La publicidad para la venta de los condominios, cuya inversión inicial sería de 200 millones de dólares, arrancó el primer viernes de diciembre de 2006, en un hotel californiano desde donde se apreciaba la bahía de San Diego.
Inquietos y seducidos por Trump, los inversionistas decidieron apartar espacios con una panorámica exclusiva al Pacífico Mexicano, casi frente a las Islas Coronado, desde donde también se observa, al norte, la lengüeta de tierra de Coronado, California, allende la frontera.
Esa tarde, la empresa obtuvo 122 millones de dólares al vender cerca de 150 condominios. Sólo quedaron disponibles 40 departamentos de la primera torre, cuyos precios oscilaban entre los 300 mil y un millón de dólares, dependiendo de su ubicación en las torres de 20 niveles.
Durante dos años, el complejo habitacional contó con un módulo de venta. Empezó a edificarse el estacionamiento, se hicieron excavaciones para cimientos, la instalación de drenaje. La sonrisa de Trump parecía más fuerte que la recesión económica mundial, el despeñadero inmobiliario en Estados Unidos y los estragos de la guerra antinarco del presidente Felipe Calderón.
Pero todo eso estaba ocurriendo. En Baja California, los cárteles de Sinaloa y de Tijuana libraban su propia batalla por el control de la plaza –que se extendió hasta 2010 y dejó miles de ejecutados durante el gobierno estatal de José Guadalupe Osuna Millán (PAN).
La realidad terminó imponiéndose a los planes del potentado, y atrás quedó la promesa de los desarrolladores estadunidenses de iniciar la construcción de la primera torre en marzo de 2007 y concluirla en noviembre de 2008.
En febrero de 2009, de hecho, Irongate dio a conocer la cancelación del proyecto y advirtió que no se encontraba en condiciones de regresar el dinero a los inversionistas. Por esto, 190 compradores –la mayoría estadunidenses aunque también había mexicanos– se organizaron para presentar una demanda colectiva por 32 millones de dólares y, al final, tras un largo juicio, obtuvieron en Los Ángeles una sentencia judicial favorable, que ordenaba regresarles 7 millones 250 mil dólares.

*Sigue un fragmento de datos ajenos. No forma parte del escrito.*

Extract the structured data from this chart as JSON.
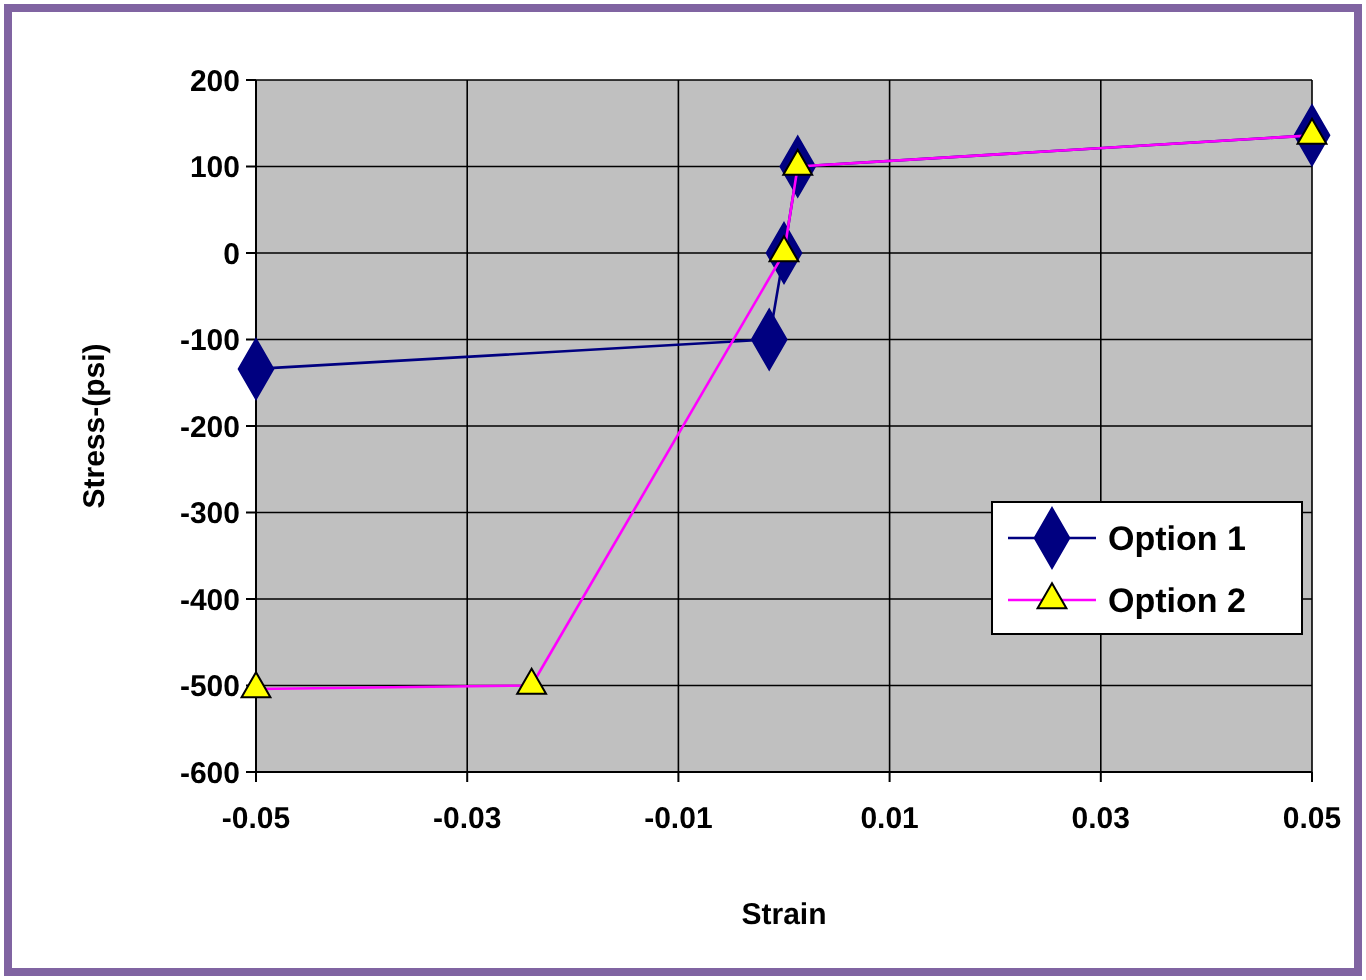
{
  "chart_data": {
    "type": "line",
    "xlabel": "Strain",
    "ylabel": "Stress-(psi)",
    "xlim": [
      -0.05,
      0.05
    ],
    "xticks": [
      -0.05,
      -0.03,
      -0.01,
      0.01,
      0.03,
      0.05
    ],
    "ylim": [
      -600,
      200
    ],
    "yticks": [
      -600,
      -500,
      -400,
      -300,
      -200,
      -100,
      0,
      100,
      200
    ],
    "grid": true,
    "legend": "right",
    "series": [
      {
        "name": "Option 1",
        "color": "#000080",
        "marker": "diamond",
        "x": [
          -0.05,
          -0.0014,
          0.0,
          0.0013,
          0.05
        ],
        "values": [
          -134,
          -100,
          0,
          100,
          136
        ]
      },
      {
        "name": "Option 2",
        "color": "#ff00ff",
        "marker": "triangle",
        "x": [
          -0.05,
          -0.0239,
          0.0,
          0.0013,
          0.05
        ],
        "values": [
          -504,
          -500,
          0,
          100,
          136
        ]
      }
    ]
  }
}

Ante la demanda, el 18 de marzo de 2009 el gobierno de Baja California y empresarios de Tijuana se deslindaron del fraude millonario y solicitaron que dejara de usarse el nombre de esta ciudad fronteriza como referente, debido a que el impacto negativo de la transacción comercial la ubicaba como un lugar propicio para cometer fraudes.
El entonces secretario de Turismo, Óscar Escobedo, instó a Trump a defender su prestigio y dar la cara a quienes entablaron el proceso judicial.
El desarrollador Héctor Bustamante dijo que la demanda en tribunales estadunidenses afectó, en México, a la empresa PB Impulsores, representante de Irongate, y reconoció haber participado en la promoción de Trump Ocean Resort. Por esto, apuntó, estaría en posibilidad de asesorar a los inversionistas afectados, pese a no tener responsabilidad en las irregularidades.
En marzo de 2009 se instaló en Tijuana un módulo de atención para atender a quienes aportaron adelantos. El presidente de la Asociación de Propietarios de Inmobiliarias de Tijuana, Alfredo de la Lama, sostuvo que el silencio de los representantes de la compañía desarrolladora “sólo puede interpretarse como un fraude”.
El terreno fue adquirido a mediados de 2006, sin considerar la prohibición constitucional de que extranjeros adquieran propiedades en las áreas que estén a menos de 100 kilómetros de la frontera, ni a 50 kilómetros de las costas. La obra negra quedó a sólo 17 kilómetros al sur de Estados Unidos y a orillas del mar.
El proyecto inmobiliario se quedó sólo en el principio.